Wieder hole ich schnell während der kurzen Rast mein Skizzenbuch hervor und die Zeit reicht gerade.

So etwas haben sie noch nicht erlebt, meinten meine Bergfreunde und einer hat es gefilmt, wie ich da sitze.

Das war mein großes Abenteuer. Ich bin glücklich, dieser Herausforderung gewachsen gewesen zu sein.

Mein Treppentraining vorweg war gut. Glücklich bin ich auch die vielen Eindrücke und Erfahrungen gemacht zu haben. Ein ganz herrliches Erlebnis.

Immer wußte ich, Heiner begleitet mich. Das hat mir sehr viel Kraft gegeben.“

Skizzen an Nord- und Ostsee

Seit dem Jahr 2003 sind Sylt und verschiedene Orte an der Ostseeküste Mecklenburgs regelmäßige Urlaubsziele. Wann immer es das Wetter zuläßt, verbinden wir unsere täglichen Ausflüge mit kurzen

Skizzenpausen und freuen uns immer wieder, neue, abseits gelegene Plätze zu finden, an denen es einfach Freude macht zu verweilen und die Zeichenblöcke hervorzuholen.
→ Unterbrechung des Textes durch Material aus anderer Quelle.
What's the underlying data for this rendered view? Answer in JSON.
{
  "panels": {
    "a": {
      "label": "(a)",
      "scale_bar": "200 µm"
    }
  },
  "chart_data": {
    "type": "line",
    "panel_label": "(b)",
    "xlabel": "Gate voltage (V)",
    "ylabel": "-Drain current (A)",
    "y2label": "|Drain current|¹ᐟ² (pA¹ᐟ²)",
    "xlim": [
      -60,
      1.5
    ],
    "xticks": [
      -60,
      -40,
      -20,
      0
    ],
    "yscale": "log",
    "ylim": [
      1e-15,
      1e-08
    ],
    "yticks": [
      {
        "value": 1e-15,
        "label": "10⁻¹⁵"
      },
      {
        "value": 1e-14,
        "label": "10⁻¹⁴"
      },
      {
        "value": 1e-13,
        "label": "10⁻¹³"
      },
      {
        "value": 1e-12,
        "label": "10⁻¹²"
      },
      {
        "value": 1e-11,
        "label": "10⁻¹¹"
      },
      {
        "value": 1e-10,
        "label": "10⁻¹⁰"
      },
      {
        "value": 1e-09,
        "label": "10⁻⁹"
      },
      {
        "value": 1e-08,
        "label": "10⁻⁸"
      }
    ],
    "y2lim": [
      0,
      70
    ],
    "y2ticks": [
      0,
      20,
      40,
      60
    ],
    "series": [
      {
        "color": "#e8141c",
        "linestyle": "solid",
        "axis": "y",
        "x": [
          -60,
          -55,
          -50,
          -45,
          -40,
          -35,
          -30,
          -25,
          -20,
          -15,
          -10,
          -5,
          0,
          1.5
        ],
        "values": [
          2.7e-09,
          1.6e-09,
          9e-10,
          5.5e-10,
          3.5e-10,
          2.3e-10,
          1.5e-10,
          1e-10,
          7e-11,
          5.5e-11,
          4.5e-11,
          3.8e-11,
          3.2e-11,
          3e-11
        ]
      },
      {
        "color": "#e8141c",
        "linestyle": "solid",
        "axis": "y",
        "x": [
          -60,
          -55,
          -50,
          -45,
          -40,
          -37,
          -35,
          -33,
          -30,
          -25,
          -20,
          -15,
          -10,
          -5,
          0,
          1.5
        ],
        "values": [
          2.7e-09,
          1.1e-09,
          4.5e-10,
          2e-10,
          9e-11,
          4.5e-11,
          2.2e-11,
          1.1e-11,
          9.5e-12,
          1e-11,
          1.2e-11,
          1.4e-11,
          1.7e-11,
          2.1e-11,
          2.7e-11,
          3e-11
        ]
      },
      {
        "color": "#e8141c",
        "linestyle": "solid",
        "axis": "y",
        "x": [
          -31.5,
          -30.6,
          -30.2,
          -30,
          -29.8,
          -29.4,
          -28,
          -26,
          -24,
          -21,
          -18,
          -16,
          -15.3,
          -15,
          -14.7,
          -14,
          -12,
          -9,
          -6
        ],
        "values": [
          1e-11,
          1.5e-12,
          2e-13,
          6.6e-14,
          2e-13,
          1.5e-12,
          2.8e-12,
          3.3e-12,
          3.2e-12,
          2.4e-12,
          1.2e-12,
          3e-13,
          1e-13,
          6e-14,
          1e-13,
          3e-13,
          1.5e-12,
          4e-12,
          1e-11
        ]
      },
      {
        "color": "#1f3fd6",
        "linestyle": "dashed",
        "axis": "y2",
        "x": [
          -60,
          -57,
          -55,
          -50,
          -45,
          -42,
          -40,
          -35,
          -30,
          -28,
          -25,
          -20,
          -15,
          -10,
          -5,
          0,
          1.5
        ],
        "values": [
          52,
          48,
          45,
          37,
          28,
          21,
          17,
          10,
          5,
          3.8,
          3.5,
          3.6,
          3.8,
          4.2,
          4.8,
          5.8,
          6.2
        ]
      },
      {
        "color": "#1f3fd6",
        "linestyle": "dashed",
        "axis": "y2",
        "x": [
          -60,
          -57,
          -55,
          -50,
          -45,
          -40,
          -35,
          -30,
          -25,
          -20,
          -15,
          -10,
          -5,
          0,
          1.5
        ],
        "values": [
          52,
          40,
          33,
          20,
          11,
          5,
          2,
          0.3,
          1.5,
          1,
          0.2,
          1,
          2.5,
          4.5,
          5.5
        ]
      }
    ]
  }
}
Mit einer kleinen Auswahl von Skizzen aus diesen flachen Regionen beschließe ich die hier vorgelegte Präsentation von Blättern, die von Gabrieles Begeisterung für das Festhalten von Reiseeindrücken mit raschen Strichen und Pinselflecken handelt, einer Begeisterung, die andauert und nicht nur sie beglückt.